The Jensen Quality Growth ETF is a high-conviction U.S. large-cap ETF with a growth tilt. The ETF’s investment approach is rooted in bottom-up fundamental analysis, focusing on quality companies that have demonstrated consistent performance and resilience over time. The ETF will maintain a concentrated portfolio of 25-30 stocks that have passed Jensen’s rigorous selection process, from a universe of companies with a return on equity of 15% or more for 10 consecutive years.
“We are excited to offer investors access to our Quality Growth Strategy through the Jensen Quality Growth ETF,” said Richard Clark, head of business development at Jensen Investment Management. “This ETF is designed for long-term investors seeking capital appreciation with less risk than the S&P 500 over full market cycles. Our experienced Investment Team is committed to delivering a conservative investment approach that aligns with our clients’ long-term goals.”

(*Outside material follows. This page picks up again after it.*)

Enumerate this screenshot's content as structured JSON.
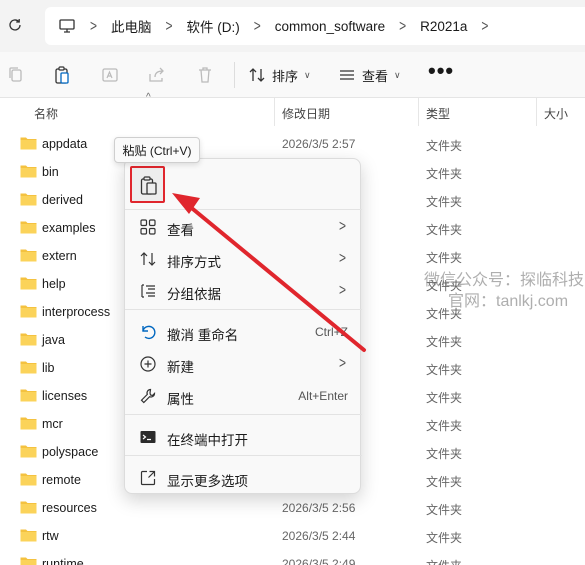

The ETF will be managed by Jensen’s Investment Team based in Lake Oswego, Oregon.
For more information about the Jensen Quality Growth ETF, please visit www.jenseninvestment.com/etf.
The Jensen Quality Growth ETF is distributed by Foreside Fund Services, LLC.
Investors should consider the investment objectives, risks, charges and expenses carefully before investing. For prospectus or summary prospectus with this and other information about the Fund, please visit www.jenseninvestment.com/etf. Read the prospectus carefully before investing. Investing involves risk including the possible loss of principal.
The market value of stocks held by the Fund may decline over a short, or even an extended period of time, resulting in a decrease in the value of a shareholder’s investment. The Fund is non-diversified and is permitted to invest a greater portion of its assets in the securities of a smaller number of issuers than would be permissible if it were a “diversified” fund and therefore, it may be more sensitive to market changes than a diversified fund. Larger, more established companies may be unable to respond quickly to new competitive challenges such as changes in consumer tastes or innovative smaller competitors. Also, large-cap companies are sometimes unable to attain the high growth rates of successful, smaller companies, especially during extended periods of economic expansion. The Fund is a recently organized management investment company with no operating history. As a result, prospective investors have a limited track record on which to base their investment decision. ETFs are subject to additional risks that do not apply to conventional mutual funds, including the risks that the market price of an ETF’s shares may trade at a premium or discount to its net asset value, an active secondary trading market may not develop or be maintained, or trading may be halted by the exchange in which they trade, which may impact an ETF’s ability to sell its shares. Shares of any ETF are bought and sold at market price (not NAV) and are not individually redeemed from the ETF. Brokerage commissions will reduce returns.